Theistic Satanists worship “the powerful and evil enemy of God called Satan in the Christian Bible,” he said. Meanwhile, atheistic Satanists “use Satan as a symbol of the rejection of moral authorities and the constraints on human behavior these authorities teach and support.”

However, Father Lynch said, atheistic Satanists use the “same inverted pentagrams as a symbol, a symbol that is almost exclusively associated with opposition to God and goodness.”

He argued that erecting a monument with Satanic symbols in the city would have a negative effect on the public — no matter the atheistic or theistic nature of the group that commissioned it — and that it violates multiple sections in a chapter of Belle Plaine’s city code. Father Lynch noted that the code states that “it shall be a petty misdemeanor for any person, in any parks or other public lands” to “commit any nuisance or any offense against decency or public morals.”

“The inverted pentagrams on the Satanic monument proposed by The Satanic Temple will prompt young people to consider Satanism for themselves and to reject the good moral behavior required for an ordered and peaceful society,” Father Lynch said.

Jason Adkins, Minnesota Catholic Conference executive director, said the question of the memorial’s placement is both a freedom of speech issue and a religious freedom one. He added that both have legitimate limits.

“With rights come responsibilities,” he said. “You can’t yell ‘fire’ in a crowded theater” if there isn’t one.

As for religious freedom, the government can have a “compelling” reason to set limits when a practice violates the common good, Adkins said, giving the example of the two Michigan doctors in court for performing female genital mutilation on two Minnesota Muslim girls for religious reasons.

Meanwhile, Adkins said it should shock people that there isn’t more push-back against the proposed memorial, with the exception of a priest and other Catholics.

“You’re invoking Satan,” he said. “We’ve come to a point in society, a post-Christian society, where someone could invoke the name of Satan and even put a monument in the town square — and we’re not talking Uptown, we’re talking Belle Plaine — and that basically there is no public outcry. Traditionally, Christians have understood that when you invoke demons, you’re cursing yourself and your community.”

Melissa Saxe, a parishioner of Our Lady of the Prairie, said the monument’s presence would dissuade her from taking her family to the park. Her seven children reguarly bike along its trail.

“Once you start allowing things like this, it’s a very slippery slope,” she said.

For Catholics, Satan isn’t simply a symbol of evil. The Catechism of the Catholic Church states that Satan is a spiritual creature who was created as an angel, but who rejected God and “fell” from heaven (CCC 391).

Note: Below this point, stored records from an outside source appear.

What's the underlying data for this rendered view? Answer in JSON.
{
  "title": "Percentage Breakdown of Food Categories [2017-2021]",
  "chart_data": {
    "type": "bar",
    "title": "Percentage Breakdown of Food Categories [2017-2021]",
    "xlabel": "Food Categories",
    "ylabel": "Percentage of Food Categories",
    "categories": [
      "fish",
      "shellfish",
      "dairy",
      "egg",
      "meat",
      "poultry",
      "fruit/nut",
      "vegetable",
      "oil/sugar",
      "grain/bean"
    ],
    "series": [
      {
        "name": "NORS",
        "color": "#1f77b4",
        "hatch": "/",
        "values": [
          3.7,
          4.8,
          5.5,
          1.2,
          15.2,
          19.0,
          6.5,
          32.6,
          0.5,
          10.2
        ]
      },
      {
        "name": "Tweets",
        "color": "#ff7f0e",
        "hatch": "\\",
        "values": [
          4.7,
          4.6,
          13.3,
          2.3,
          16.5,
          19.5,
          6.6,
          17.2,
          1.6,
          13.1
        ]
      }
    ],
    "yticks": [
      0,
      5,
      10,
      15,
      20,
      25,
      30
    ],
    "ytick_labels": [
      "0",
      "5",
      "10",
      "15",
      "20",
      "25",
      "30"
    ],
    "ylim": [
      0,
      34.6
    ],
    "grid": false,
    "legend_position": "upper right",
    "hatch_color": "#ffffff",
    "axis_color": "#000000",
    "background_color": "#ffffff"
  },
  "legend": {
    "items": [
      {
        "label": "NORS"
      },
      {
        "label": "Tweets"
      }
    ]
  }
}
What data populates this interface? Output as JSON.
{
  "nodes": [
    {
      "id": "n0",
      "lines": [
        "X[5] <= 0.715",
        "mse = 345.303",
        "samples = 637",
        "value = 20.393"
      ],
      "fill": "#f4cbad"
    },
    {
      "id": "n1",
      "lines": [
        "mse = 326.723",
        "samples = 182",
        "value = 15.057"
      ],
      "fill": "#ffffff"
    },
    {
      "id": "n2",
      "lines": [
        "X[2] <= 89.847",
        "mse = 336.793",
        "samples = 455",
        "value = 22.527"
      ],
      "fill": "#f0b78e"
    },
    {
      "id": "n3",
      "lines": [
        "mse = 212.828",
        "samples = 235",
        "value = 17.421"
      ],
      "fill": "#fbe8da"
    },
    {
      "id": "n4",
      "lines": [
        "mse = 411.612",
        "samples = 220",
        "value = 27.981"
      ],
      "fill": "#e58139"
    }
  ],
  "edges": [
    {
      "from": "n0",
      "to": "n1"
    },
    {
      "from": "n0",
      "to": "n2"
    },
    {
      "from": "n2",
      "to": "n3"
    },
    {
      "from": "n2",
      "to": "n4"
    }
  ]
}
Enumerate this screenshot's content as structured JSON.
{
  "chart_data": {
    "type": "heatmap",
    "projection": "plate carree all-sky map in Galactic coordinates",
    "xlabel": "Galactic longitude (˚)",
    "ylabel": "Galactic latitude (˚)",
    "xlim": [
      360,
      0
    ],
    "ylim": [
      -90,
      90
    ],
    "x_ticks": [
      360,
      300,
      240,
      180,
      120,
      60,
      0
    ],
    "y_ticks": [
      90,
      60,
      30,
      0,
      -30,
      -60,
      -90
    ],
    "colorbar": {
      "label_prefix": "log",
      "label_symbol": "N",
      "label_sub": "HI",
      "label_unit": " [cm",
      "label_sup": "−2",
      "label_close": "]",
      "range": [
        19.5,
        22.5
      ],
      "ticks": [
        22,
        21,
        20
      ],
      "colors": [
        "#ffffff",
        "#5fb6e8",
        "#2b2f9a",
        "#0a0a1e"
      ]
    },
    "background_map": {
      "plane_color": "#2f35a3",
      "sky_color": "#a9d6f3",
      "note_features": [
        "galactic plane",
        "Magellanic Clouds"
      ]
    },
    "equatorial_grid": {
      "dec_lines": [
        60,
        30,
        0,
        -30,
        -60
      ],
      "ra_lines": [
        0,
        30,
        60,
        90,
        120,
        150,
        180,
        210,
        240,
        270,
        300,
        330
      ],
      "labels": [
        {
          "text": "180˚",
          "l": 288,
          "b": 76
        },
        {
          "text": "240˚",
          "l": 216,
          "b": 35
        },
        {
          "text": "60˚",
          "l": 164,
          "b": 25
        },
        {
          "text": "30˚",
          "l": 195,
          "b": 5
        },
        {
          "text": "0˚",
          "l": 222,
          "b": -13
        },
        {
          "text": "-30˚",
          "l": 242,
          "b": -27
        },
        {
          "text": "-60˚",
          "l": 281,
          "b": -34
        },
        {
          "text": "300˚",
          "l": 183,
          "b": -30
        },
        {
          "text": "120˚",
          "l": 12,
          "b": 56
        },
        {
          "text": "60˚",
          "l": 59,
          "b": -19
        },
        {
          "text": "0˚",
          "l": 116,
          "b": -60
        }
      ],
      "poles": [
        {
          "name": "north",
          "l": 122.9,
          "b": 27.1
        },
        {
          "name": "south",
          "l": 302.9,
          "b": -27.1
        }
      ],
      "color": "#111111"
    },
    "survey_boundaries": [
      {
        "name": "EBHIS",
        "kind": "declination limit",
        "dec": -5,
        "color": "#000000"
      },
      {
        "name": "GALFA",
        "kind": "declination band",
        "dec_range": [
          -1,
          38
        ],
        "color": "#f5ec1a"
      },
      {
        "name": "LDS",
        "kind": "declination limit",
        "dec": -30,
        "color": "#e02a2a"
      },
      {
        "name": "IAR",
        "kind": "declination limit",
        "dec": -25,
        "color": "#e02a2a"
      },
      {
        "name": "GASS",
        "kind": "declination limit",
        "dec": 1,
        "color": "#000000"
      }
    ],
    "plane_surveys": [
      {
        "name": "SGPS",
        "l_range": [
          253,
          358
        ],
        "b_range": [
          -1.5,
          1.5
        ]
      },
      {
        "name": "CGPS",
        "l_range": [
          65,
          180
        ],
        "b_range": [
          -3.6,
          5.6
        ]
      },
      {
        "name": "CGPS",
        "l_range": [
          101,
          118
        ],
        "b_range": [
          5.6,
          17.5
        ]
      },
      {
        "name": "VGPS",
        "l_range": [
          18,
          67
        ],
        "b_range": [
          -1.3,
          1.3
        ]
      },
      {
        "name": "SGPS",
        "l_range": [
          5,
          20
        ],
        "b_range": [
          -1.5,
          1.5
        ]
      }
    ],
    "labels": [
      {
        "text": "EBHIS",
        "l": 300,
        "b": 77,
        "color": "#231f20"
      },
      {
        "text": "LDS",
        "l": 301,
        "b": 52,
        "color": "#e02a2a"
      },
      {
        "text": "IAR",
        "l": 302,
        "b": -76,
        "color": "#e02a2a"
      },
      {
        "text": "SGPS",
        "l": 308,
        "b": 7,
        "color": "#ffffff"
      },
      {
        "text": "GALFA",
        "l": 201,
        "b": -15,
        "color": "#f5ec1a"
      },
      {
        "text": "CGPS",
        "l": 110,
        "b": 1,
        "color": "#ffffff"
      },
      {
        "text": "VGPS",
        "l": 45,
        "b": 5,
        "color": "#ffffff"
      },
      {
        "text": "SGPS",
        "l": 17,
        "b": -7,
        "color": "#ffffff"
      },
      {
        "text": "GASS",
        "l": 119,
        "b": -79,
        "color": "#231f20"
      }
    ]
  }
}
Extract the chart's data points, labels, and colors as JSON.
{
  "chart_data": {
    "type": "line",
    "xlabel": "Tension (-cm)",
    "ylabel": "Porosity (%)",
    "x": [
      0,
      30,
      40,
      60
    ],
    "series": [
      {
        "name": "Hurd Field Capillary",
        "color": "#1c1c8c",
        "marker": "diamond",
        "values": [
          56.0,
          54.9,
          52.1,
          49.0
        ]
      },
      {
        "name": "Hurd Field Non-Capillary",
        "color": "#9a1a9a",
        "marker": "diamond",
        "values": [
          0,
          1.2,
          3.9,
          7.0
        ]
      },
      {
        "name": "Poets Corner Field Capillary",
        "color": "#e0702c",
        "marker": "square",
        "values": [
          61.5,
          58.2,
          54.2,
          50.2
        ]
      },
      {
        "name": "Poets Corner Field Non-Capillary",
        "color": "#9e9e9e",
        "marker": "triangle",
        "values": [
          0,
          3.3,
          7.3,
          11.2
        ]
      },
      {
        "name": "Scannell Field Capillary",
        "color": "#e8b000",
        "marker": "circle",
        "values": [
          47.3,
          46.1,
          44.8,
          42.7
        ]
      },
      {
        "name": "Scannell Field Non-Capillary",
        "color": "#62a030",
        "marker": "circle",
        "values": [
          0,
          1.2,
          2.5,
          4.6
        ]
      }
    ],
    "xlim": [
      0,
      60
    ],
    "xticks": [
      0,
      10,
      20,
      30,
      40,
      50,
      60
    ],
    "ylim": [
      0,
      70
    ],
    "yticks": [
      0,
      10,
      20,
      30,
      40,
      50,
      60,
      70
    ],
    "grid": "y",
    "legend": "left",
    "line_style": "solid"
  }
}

Father Mark Dosh, a retired priest in St. Anthony who has studied exorcism through the Institute for Priestly Formation in Omaha, Nebraska, said the community has to respond to a Satanic memorial as they would any offensive material.

“It’s the way it has to be treated, because people give different interpretations of what the symbol means,” he said. “Just like a [offensive] billboard, where some people are saying that’s pornography and some people saying it isn’t. Usually a local community has to make or will make a decision as to what they think is offensive and bothersome.”

Satanic symbols such as the pentagram do pose a danger, he said, and the level of risk “depends on the person using them, and what they’re intending to do.”